Scoles points out that, when it comes to pharmacology, ticks appear to be savvy in ways that humans are not. Like portable mini-pharmacies, they pack an elaborate assortment of chemical agents in their saliva. By studying tick spit, scientists “hope to gain insights on ways to improve drugs to control clotting and inflammation,” he said.

First, ticks create a numbing agent that keeps hosts from feeling the bite and subsequent itching, along with chemicals to prevent the host’s immune system from responding. They even produce a cement-like substance that hardens around the mouthparts, “firmly attaching the tick to the host’s skin,” Scoles explained, bounding from his chair to scribble a diagram on his dry-erase board of a saw-toothed feeding tube encased by a cone of rubber cement.

Once firmly aboard, the tick injects an anticoagulant to keep the host’s blood flowing, Scoles said. “Without it, red blood cells would clot, disrupting a meal that’s critical to the tick’s survival.”

Field of dreams

Massaro Ueti is a research scientist who works in the same USDA unit as Scoles. In 2010, the two of them traveled to Kenya to study ticks that infect cattle. By foot, they approached a field packed with scuttling bloodsuckers.

“Glen’s face lit up,” recalled Ueti. “I mean, here we were in this place with giraffes and zebras – and all he wanted to do was see the ticks. And you talk about ticks; I’ve never seen so many in one place. They were everywhere.”

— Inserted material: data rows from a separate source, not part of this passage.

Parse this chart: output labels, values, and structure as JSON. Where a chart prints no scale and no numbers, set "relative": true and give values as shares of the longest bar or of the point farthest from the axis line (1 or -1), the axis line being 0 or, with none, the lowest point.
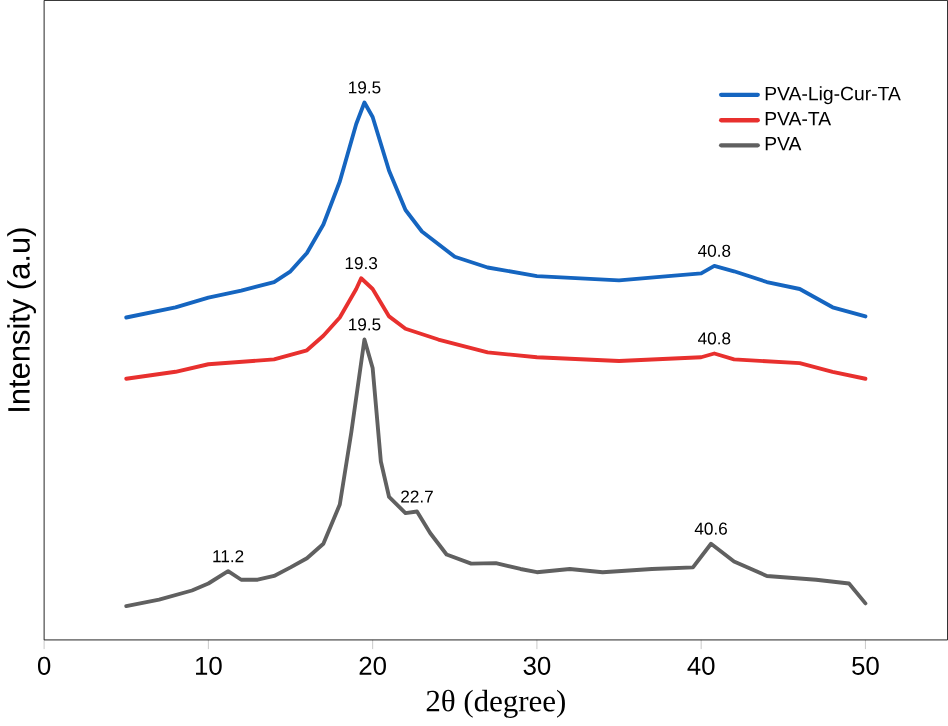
{
  "chart_data": {
    "type": "line",
    "relative": true,
    "xlabel": "2θ (degree)",
    "ylabel": "Intensity (a.u)",
    "xlim": [
      0,
      55
    ],
    "xticks": [
      0,
      10,
      20,
      30,
      40,
      50
    ],
    "legend": "top right",
    "grid": false,
    "marker": "none",
    "line_style": "solid",
    "series": [
      {
        "name": "PVA-Lig-Cur-TA",
        "color": "#1565c0",
        "x": [
          5,
          8,
          10,
          12,
          14,
          15,
          16,
          17,
          18,
          19,
          19.5,
          20,
          21,
          22,
          23,
          25,
          27,
          30,
          35,
          38,
          40,
          40.8,
          42,
          44,
          46,
          48,
          50
        ],
        "values": [
          0.6,
          0.619,
          0.637,
          0.65,
          0.666,
          0.686,
          0.72,
          0.773,
          0.853,
          0.96,
          1,
          0.973,
          0.873,
          0.8,
          0.76,
          0.713,
          0.693,
          0.677,
          0.669,
          0.677,
          0.682,
          0.696,
          0.686,
          0.666,
          0.653,
          0.619,
          0.602
        ]
      },
      {
        "name": "PVA-TA",
        "color": "#e8302e",
        "x": [
          5,
          8,
          10,
          14,
          16,
          17,
          18,
          19,
          19.3,
          20,
          21,
          22,
          24,
          27,
          30,
          35,
          40,
          40.8,
          42,
          46,
          48,
          50
        ],
        "values": [
          0.486,
          0.499,
          0.513,
          0.522,
          0.539,
          0.566,
          0.6,
          0.653,
          0.673,
          0.653,
          0.602,
          0.579,
          0.559,
          0.535,
          0.526,
          0.519,
          0.526,
          0.533,
          0.522,
          0.515,
          0.499,
          0.486
        ]
      },
      {
        "name": "PVA",
        "color": "#606060",
        "x": [
          5,
          7,
          9,
          10,
          11.2,
          12,
          13,
          14,
          15,
          16,
          17,
          18,
          18.7,
          19.5,
          20,
          20.5,
          21,
          22,
          22.7,
          23.5,
          24.5,
          26,
          27.5,
          29,
          30,
          32,
          34,
          37,
          39.5,
          40.6,
          42,
          44,
          47,
          49,
          50
        ],
        "values": [
          0.063,
          0.075,
          0.092,
          0.105,
          0.128,
          0.112,
          0.112,
          0.119,
          0.135,
          0.152,
          0.179,
          0.252,
          0.386,
          0.559,
          0.506,
          0.332,
          0.266,
          0.236,
          0.239,
          0.199,
          0.159,
          0.142,
          0.143,
          0.132,
          0.126,
          0.132,
          0.126,
          0.132,
          0.135,
          0.179,
          0.146,
          0.119,
          0.112,
          0.105,
          0.068
        ]
      }
    ],
    "annotations": [
      {
        "text": "19.5",
        "x": 19.5,
        "y": 1
      },
      {
        "text": "40.8",
        "x": 40.8,
        "y": 0.696
      },
      {
        "text": "19.3",
        "x": 19.3,
        "y": 0.673
      },
      {
        "text": "40.8",
        "x": 40.8,
        "y": 0.533
      },
      {
        "text": "19.5",
        "x": 19.5,
        "y": 0.559
      },
      {
        "text": "22.7",
        "x": 22.7,
        "y": 0.239
      },
      {
        "text": "11.2",
        "x": 11.2,
        "y": 0.128
      },
      {
        "text": "40.6",
        "x": 40.6,
        "y": 0.179
      }
    ]
  }
}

Carrying tiny capped jars, the scientists waded in. Detecting their presence, a swell of ticks rolled toward them, creeping up their shoes and pants in search of a patch of skin to power-drill. Hand-in-glove, Scoles calmly removed the living tool kits and inserted them into containers.

Ueti followed the same process but, “I don’t think I enjoyed it as much as Glen did,” he said.

“It’s funny how most people go out of their way to avoid ticks,” Ueti continued. “But Glen? He goes out of his way to find them.”